The seeds of my conviction that virtual travel will become a reality within many of our lifetimes came from my time as Chief Technology Officer at Marriott International, Inc.

I feel it will start with business travel, simply because it will be easier to completely satisfy business travel requirements virtually. The reasons for business travel relate to lots of different roles, such as sales, marketing, training, collaboration, joint decision-making, knowledge transfer, and many others. Travel associated with these roles, unlike leisure travel, can be effectively performed if just 2 of the 5 senses are effectively stimulated by the virtual business meeting offering: sound and vision. If the virtual experience gets these 2 things right, with such fidelity that the participants in these meetings feel they have not compromised anything by avoiding physical travel, then it would make little sense for them to actually take the trip.

Technology that is frequently referenced as TelePresence (a term coined by Cisco Systems) is pretty much delivering this kind of experience today. Let’s call it virtual business collaboration technology. Multiple companies, including but not limited to Cisco and Hewlett Packard provide it. It is not some futuristic vision that has not yet been achieved. It is here now, and it is a stellar experience.

As CTO of Marriott, I felt that our company needed to embrace this technology, because it would eventually replace the need for in-person collaborative business meetings. Within the hotel industry, Marriott was on the cutting edge by creating a few public access virtual business meeting studios in selected hotels over five years ago, and have increased the number since.

In recent years, the technology has also penetrated more densely into public access building, such as hotels and airports. Concurrently, businesses have been installing virtual business collaboration technology and using to dramatically curtail physical travel. These companies and their employees are getting used to it, and they like it.
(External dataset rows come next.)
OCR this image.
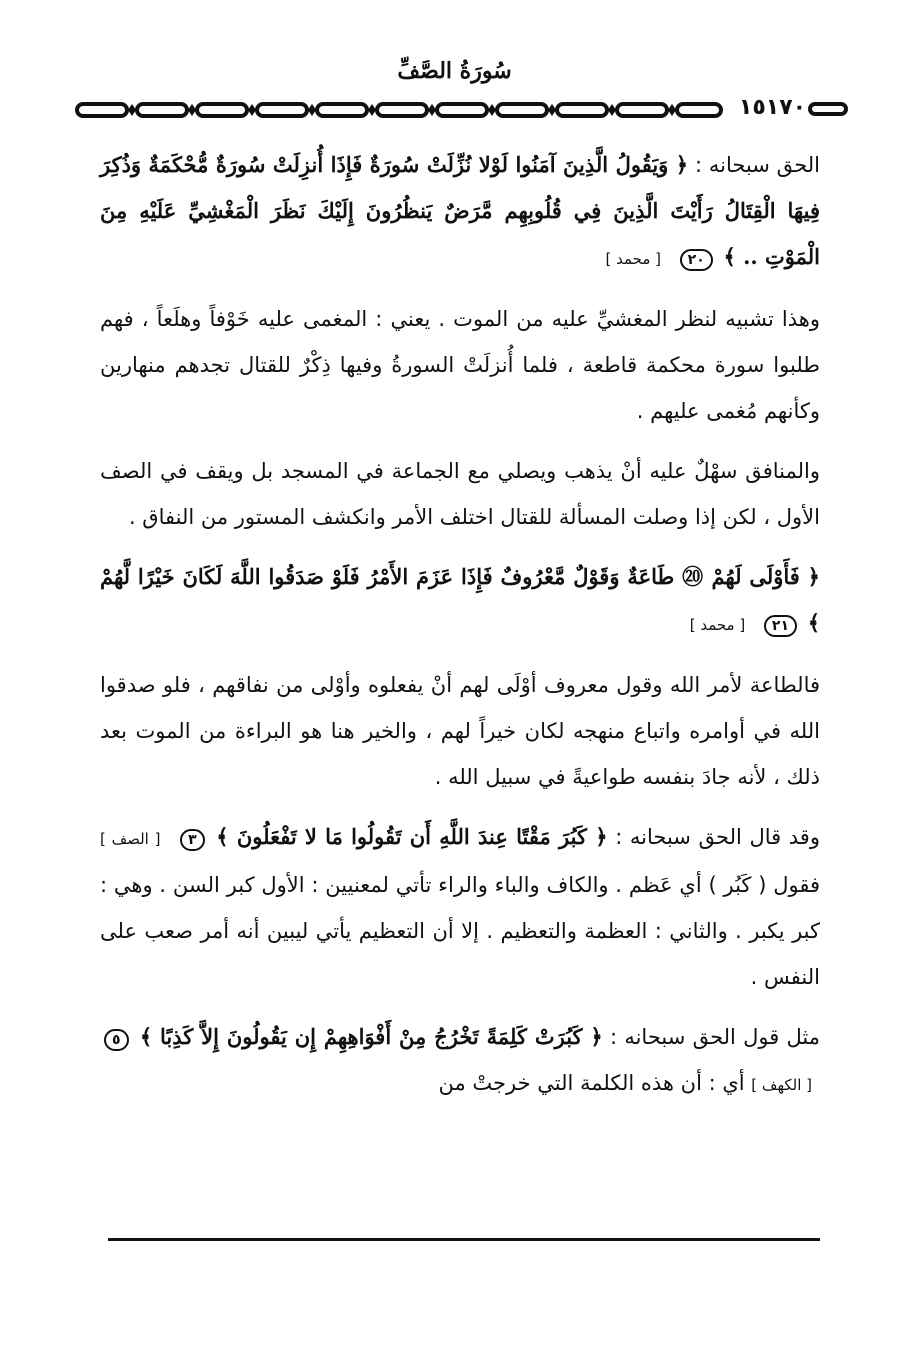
سُورَةُ الصَّفِّ
١٥١٧٠

الحق سبحانه : ﴿ وَيَقُولُ الَّذِينَ آمَنُوا لَوْلا نُزِّلَتْ سُورَةٌ فَإِذَا أُنزِلَتْ سُورَةٌ مُّحْكَمَةٌ وَذُكِرَ فِيهَا الْقِتَالُ رَأَيْتَ الَّذِينَ فِي قُلُوبِهِم مَّرَضٌ يَنظُرُونَ إِلَيْكَ نَظَرَ الْمَغْشِيِّ عَلَيْهِ مِنَ الْمَوْتِ .. ﴾ ٢٠ [ محمد ]

وهذا تشبيه لنظر المغشيِّ عليه من الموت . يعني : المغمى عليه خَوْفاً وهلَعاً ، فهم طلبوا سورة محكمة قاطعة ، فلما أُنزلَتْ السورةُ وفيها ذِكْرٌ للقتال تجدهم منهارين وكأنهم مُغمى عليهم .

والمنافق سهْلٌ عليه أنْ يذهب ويصلي مع الجماعة في المسجد بل ويقف في الصف الأول ، لكن إذا وصلت المسألة للقتال اختلف الأمر وانكشف المستور من النفاق .

﴿ فَأَوْلَى لَهُمْ ⑳ طَاعَةٌ وَقَوْلٌ مَّعْرُوفٌ فَإِذَا عَزَمَ الأَمْرُ فَلَوْ صَدَقُوا اللَّهَ لَكَانَ خَيْرًا لَّهُمْ ﴾ ٢١ [ محمد ]

فالطاعة لأمر الله وقول معروف أوْلَى لهم أنْ يفعلوه وأوْلى من نفاقهم ، فلو صدقوا الله في أوامره واتباع منهجه لكان خيراً لهم ، والخير هنا هو البراءة من الموت بعد ذلك ، لأنه جادَ بنفسه طواعيةً في سبيل الله .

وقد قال الحق سبحانه : ﴿ كَبُرَ مَقْتًا عِندَ اللَّهِ أَن تَقُولُوا مَا لا تَفْعَلُونَ ﴾ ٣ [ الصف ] فقول ( كَبُر ) أي عَظم . والكاف والباء والراء تأتي لمعنيين : الأول كبر السن . وهي : كبر يكبر . والثاني : العظمة والتعظيم . إلا أن التعظيم يأتي ليبين أنه أمر صعب على النفس .

مثل قول الحق سبحانه : ﴿ كَبُرَتْ كَلِمَةً تَخْرُجُ مِنْ أَفْوَاهِهِمْ إِن يَقُولُونَ إِلاَّ كَذِبًا ﴾ ٥ [ الكهف ] أي : أن هذه الكلمة التي خرجتْ من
Because of their investment in this technology, they will continue to use it even as the economy recovers. So, it is unlikely that small, interactive business meetings in hotels and conference centers will come back to levels the travel industry enjoyed before the downturn. These companies will have to adjust. And when virtual leisure travel hits within the next 20-30 years, small adjustments to the travel industry business model will no longer be a survival option.